I glanced down at my boot with a panicked jerk of my head. I wasn’t properly armed for a full frontal assault.

I ducked under the railing, keeping my head low and my face turned away from Smarmy. I joined the fish as they followed the vampire and Smarmy out. As the group started to move toward the door and out to the street, I motioned to Amblan on the dance floor and, with a turn of my wrist, silently asked her for her keys. She threw them to me over the heads of a few dancers without question, but gave me a puzzled look. She raised her hand to the side of her head and signaled me to call her. I nodded with an apologetic grin as I left. I knew she could find a ride home without any trouble. There were any number of women that would love to do her a favor. She’d be mad if Gillian won the auction but that just meant I’d have to buy her breakfast in the morning. Maybe lunch, too.

“Here’s the address,” Smarmy said over the music. “Come as you are. It’ll be a killer party,” he finished with a horribly creepy smirk, exposing too many large teeth.

I glanced down at the address another woman had written on her hand and had a vague inkling I’d seen it before.

The house was on Divers Street, just off Goodale Park in Victorian Village. The wealthy had lived there a hundred years ago, and the well-off professionals lived there now. The area was littered with Victorian homes, tree-lined streets and beautiful green spaces. The people who lived in Victorian Village were busy and didn’t know each other. They walked their dogs, went to and from the local bars, and the area was close to a quick getaway, the interstate. It was an easy neighborhood to hide in.

I committed the address to memory and headed for Amblan’s truck. I checked the gas gauge. A hair above empty. I was going to have to fill it up for her, too.

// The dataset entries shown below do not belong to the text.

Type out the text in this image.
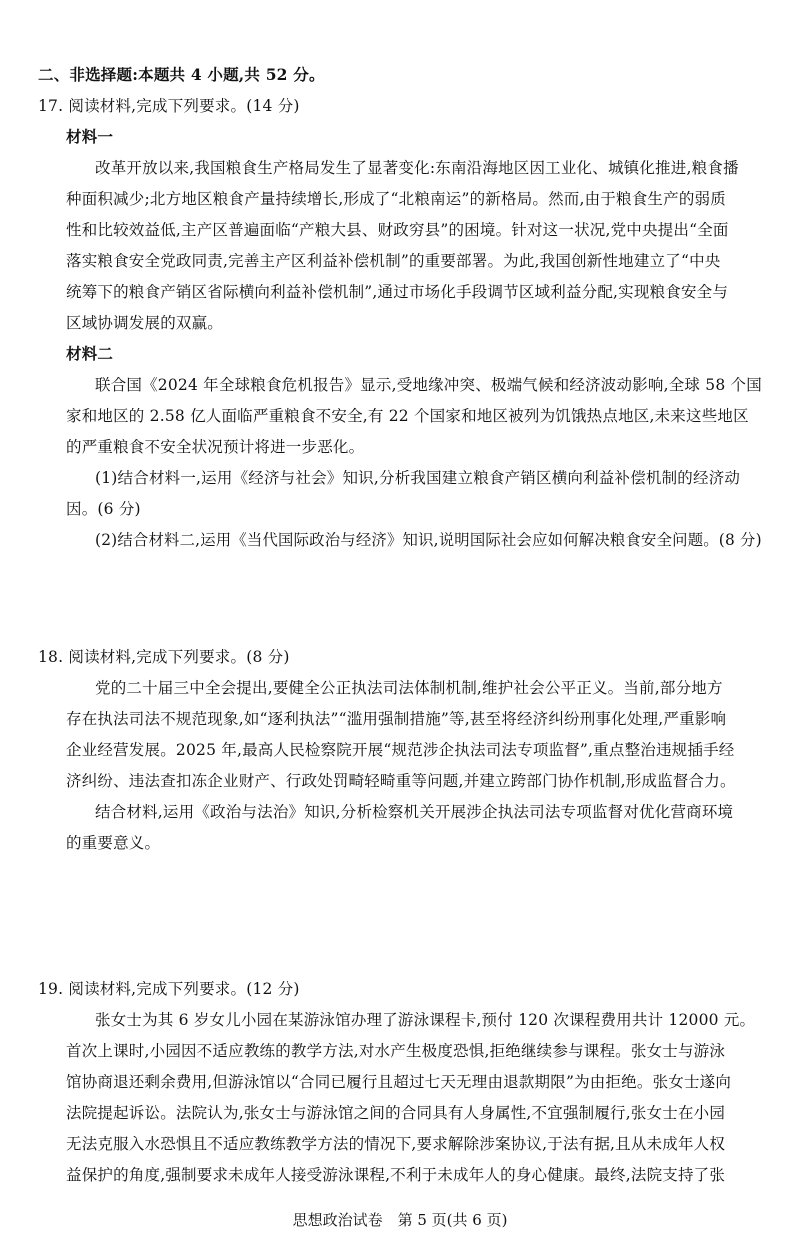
二、非选择题:本题共 4 小题,共 52 分。
17. 阅读材料,完成下列要求。(14 分)
材料一
改革开放以来,我国粮食生产格局发生了显著变化:东南沿海地区因工业化、城镇化推进,粮食播
种面积减少;北方地区粮食产量持续增长,形成了“北粮南运”的新格局。然而,由于粮食生产的弱质
性和比较效益低,主产区普遍面临“产粮大县、财政穷县”的困境。针对这一状况,党中央提出“全面
落实粮食安全党政同责,完善主产区利益补偿机制”的重要部署。为此,我国创新性地建立了“中央
统筹下的粮食产销区省际横向利益补偿机制”,通过市场化手段调节区域利益分配,实现粮食安全与
区域协调发展的双赢。
材料二
联合国《2024 年全球粮食危机报告》显示,受地缘冲突、极端气候和经济波动影响,全球 58 个国
家和地区的 2.58 亿人面临严重粮食不安全,有 22 个国家和地区被列为饥饿热点地区,未来这些地区
的严重粮食不安全状况预计将进一步恶化。
(1)结合材料一,运用《经济与社会》知识,分析我国建立粮食产销区横向利益补偿机制的经济动
因。(6 分)
(2)结合材料二,运用《当代国际政治与经济》知识,说明国际社会应如何解决粮食安全问题。(8 分)
18. 阅读材料,完成下列要求。(8 分)
党的二十届三中全会提出,要健全公正执法司法体制机制,维护社会公平正义。当前,部分地方
存在执法司法不规范现象,如“逐利执法”“滥用强制措施”等,甚至将经济纠纷刑事化处理,严重影响
企业经营发展。2025 年,最高人民检察院开展“规范涉企执法司法专项监督”,重点整治违规插手经
济纠纷、违法查扣冻企业财产、行政处罚畸轻畸重等问题,并建立跨部门协作机制,形成监督合力。
结合材料,运用《政治与法治》知识,分析检察机关开展涉企执法司法专项监督对优化营商环境
的重要意义。
19. 阅读材料,完成下列要求。(12 分)
张女士为其 6 岁女儿小园在某游泳馆办理了游泳课程卡,预付 120 次课程费用共计 12000 元。
首次上课时,小园因不适应教练的教学方法,对水产生极度恐惧,拒绝继续参与课程。张女士与游泳
馆协商退还剩余费用,但游泳馆以“合同已履行且超过七天无理由退款期限”为由拒绝。张女士遂向
法院提起诉讼。法院认为,张女士与游泳馆之间的合同具有人身属性,不宜强制履行,张女士在小园
无法克服入水恐惧且不适应教练教学方法的情况下,要求解除涉案协议,于法有据,且从未成年人权
益保护的角度,强制要求未成年人接受游泳课程,不利于未成年人的身心健康。最终,法院支持了张
思想政治试卷　第 5 页(共 6 页)
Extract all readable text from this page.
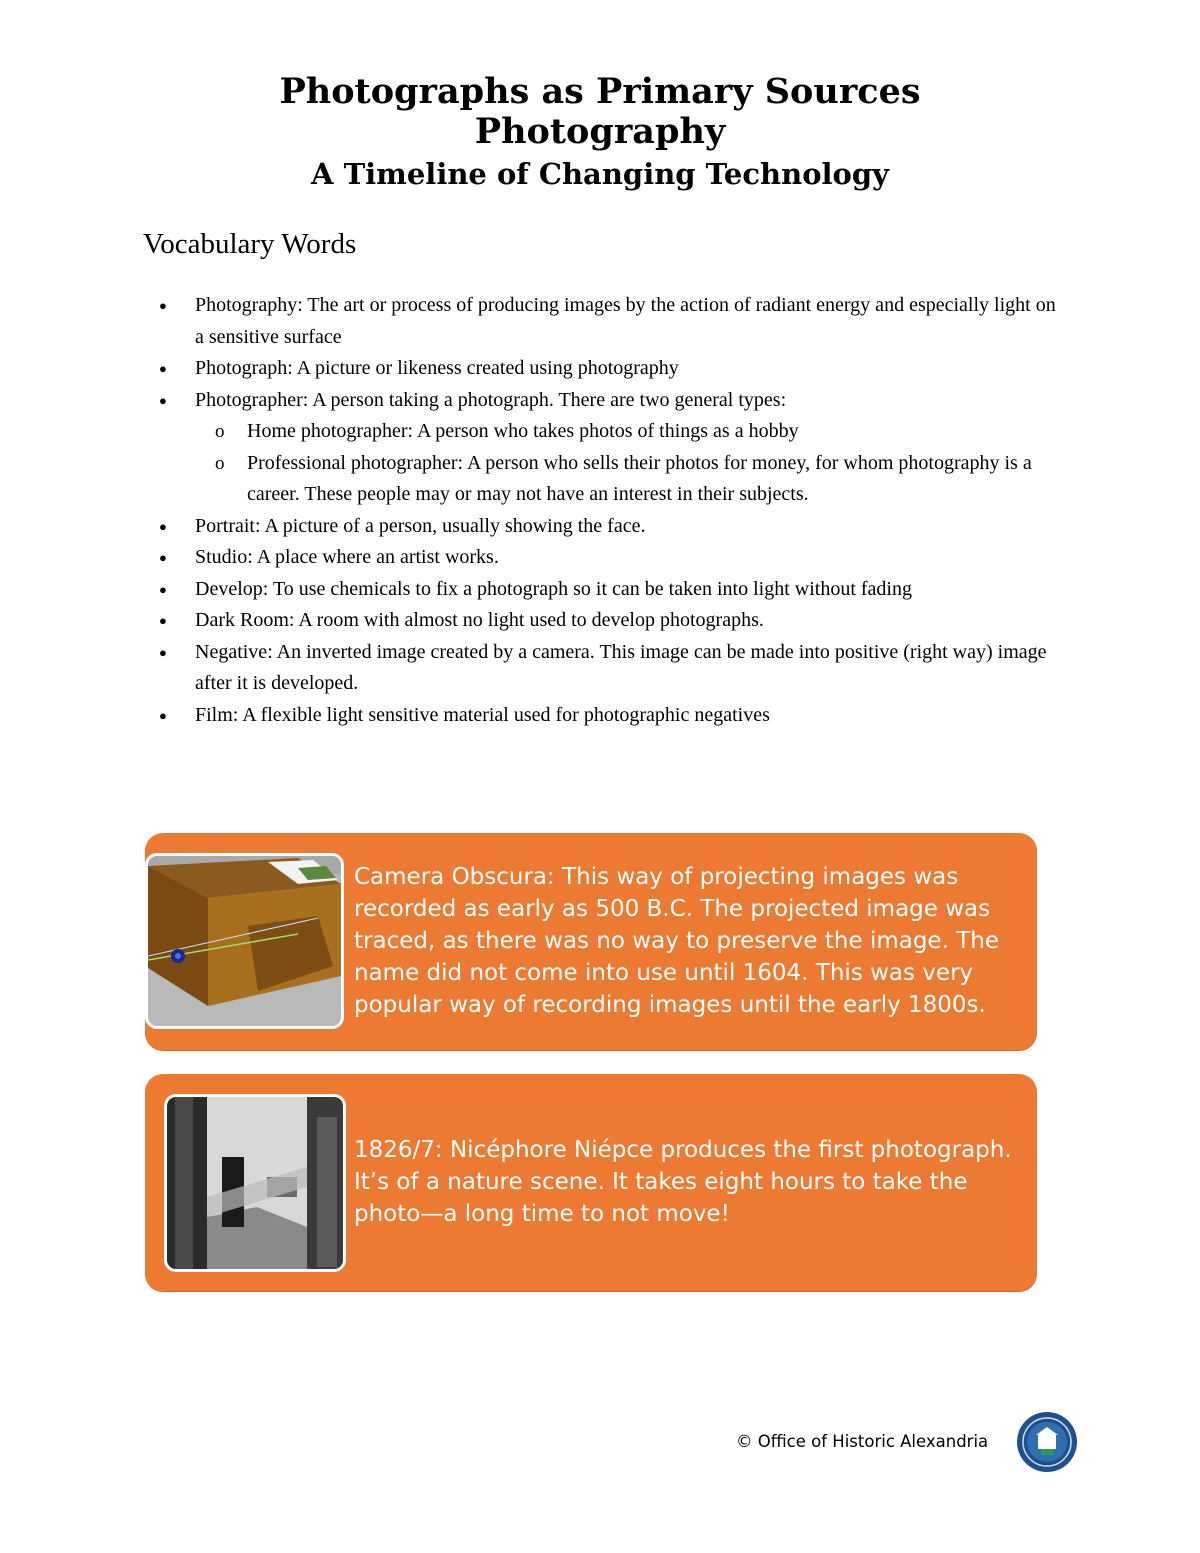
Photographs as Primary Sources
Photography
A Timeline of Changing Technology
Vocabulary Words
● Photography: The art or process of producing images by the action of radiant energy and especially light on a sensitive surface
● Photograph: A picture or likeness created using photography
● Photographer: A person taking a photograph. There are two general types:
o Home photographer: A person who takes photos of things as a hobby
o Professional photographer: A person who sells their photos for money, for whom photography is a career. These people may or may not have an interest in their subjects.
● Portrait: A picture of a person, usually showing the face.
● Studio: A place where an artist works.
● Develop: To use chemicals to fix a photograph so it can be taken into light without fading
● Dark Room: A room with almost no light used to develop photographs.
● Negative: An inverted image created by a camera. This image can be made into positive (right way) image after it is developed.
● Film: A flexible light sensitive material used for photographic negatives
Camera Obscura: This way of projecting images was recorded as early as 500 B.C. The projected image was traced, as there was no way to preserve the image. The name did not come into use until 1604. This was very popular way of recording images until the early 1800s.
1826/7: Nicéphore Niépce produces the first photograph. It’s of a nature scene. It takes eight hours to take the photo—a long time to not move!
© Office of Historic Alexandria
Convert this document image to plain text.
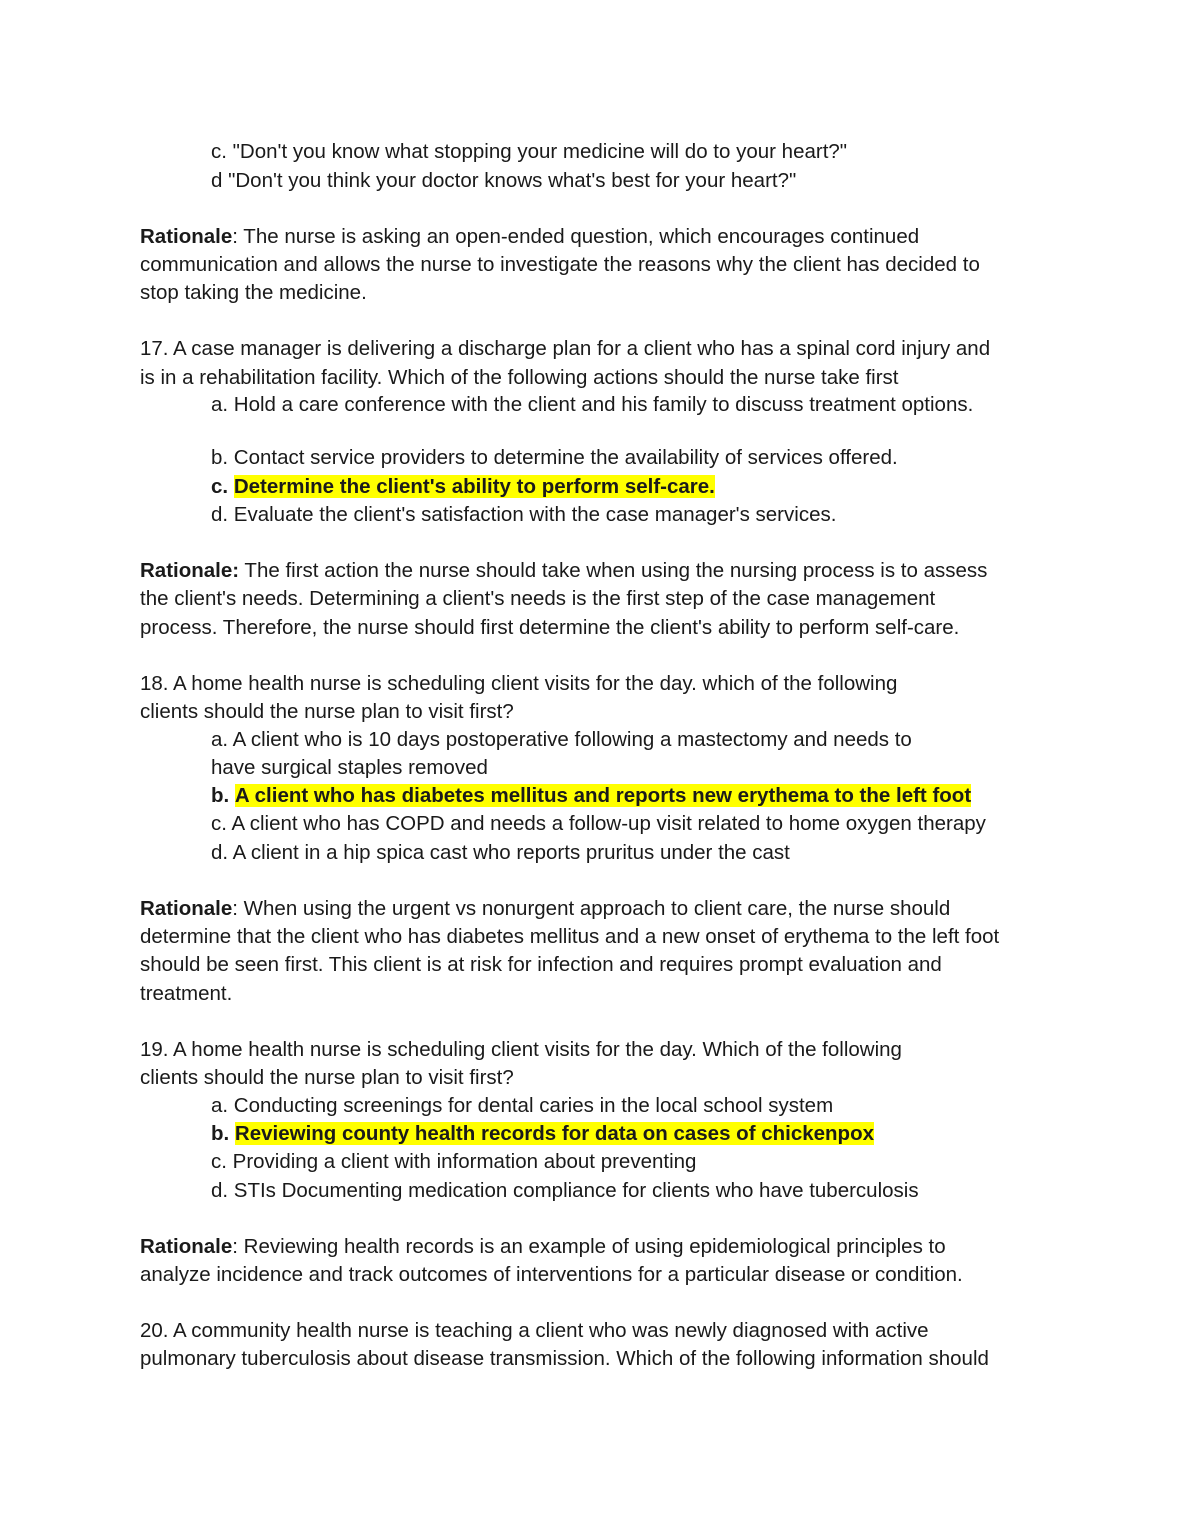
c. "Don't you know what stopping your medicine will do to your heart?"
d "Don't you think your doctor knows what's best for your heart?"
Rationale: The nurse is asking an open-ended question, which encourages continued
communication and allows the nurse to investigate the reasons why the client has decided to
stop taking the medicine.
17. A case manager is delivering a discharge plan for a client who has a spinal cord injury and
is in a rehabilitation facility. Which of the following actions should the nurse take first
a. Hold a care conference with the client and his family to discuss treatment options.
b. Contact service providers to determine the availability of services offered.
c. Determine the client's ability to perform self-care.
d. Evaluate the client's satisfaction with the case manager's services.
Rationale: The first action the nurse should take when using the nursing process is to assess
the client's needs. Determining a client's needs is the first step of the case management
process. Therefore, the nurse should first determine the client's ability to perform self-care.
18. A home health nurse is scheduling client visits for the day. which of the following
clients should the nurse plan to visit first?
a. A client who is 10 days postoperative following a mastectomy and needs to
have surgical staples removed
b. A client who has diabetes mellitus and reports new erythema to the left foot
c. A client who has COPD and needs a follow-up visit related to home oxygen therapy
d. A client in a hip spica cast who reports pruritus under the cast
Rationale: When using the urgent vs nonurgent approach to client care, the nurse should
determine that the client who has diabetes mellitus and a new onset of erythema to the left foot
should be seen first. This client is at risk for infection and requires prompt evaluation and
treatment.
19. A home health nurse is scheduling client visits for the day. Which of the following
clients should the nurse plan to visit first?
a. Conducting screenings for dental caries in the local school system
b. Reviewing county health records for data on cases of chickenpox
c. Providing a client with information about preventing
d. STIs Documenting medication compliance for clients who have tuberculosis
Rationale: Reviewing health records is an example of using epidemiological principles to
analyze incidence and track outcomes of interventions for a particular disease or condition.
20. A community health nurse is teaching a client who was newly diagnosed with active
pulmonary tuberculosis about disease transmission. Which of the following information should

When I got to the address, I realized it was a house I’d seen a hundred times. I’d admired its gothic revival architecture since the first time I’d seen it. The house was enormous; built in red brick, resembling a real life castle encircled by the city. I’d always thought the house was a museum or a banquet hall. I couldn’t imagine someone actually paying a heating bill for it. The grounds covered an entire city block with the house taking up most of that area. It had always seemed too quiet, too pristine, and too sad. Now I knew why.

I knew better than to enter the ‘party’ with the rest of the group. I hadn’t been recognized at the club, but I wasn’t holding my breath and taking the chance I’d go unnoticed this time.

There had to be some way to get in without Smarmy or the vampire with him seeing me, hearing me, or smelling me. I banked on her losing my scent in the plethora of other humans walking around, but I needed to find another way to get in other than the front door. I ditched my loud bangle bracelets in the glove compartment of Am’s truck and stepped out onto the street. The crisp autumn air hit my bare skin like ice grazing my body and gooseflesh spread across my arms and legs. I shivered in the cold air and rubbed my skin to keep it warm.

Perfect!

I approached the house from a few blocks away. A window was propped open on the third floor. There were no lights shining through, no curtains, and no furniture that I could see. It had to be the attic.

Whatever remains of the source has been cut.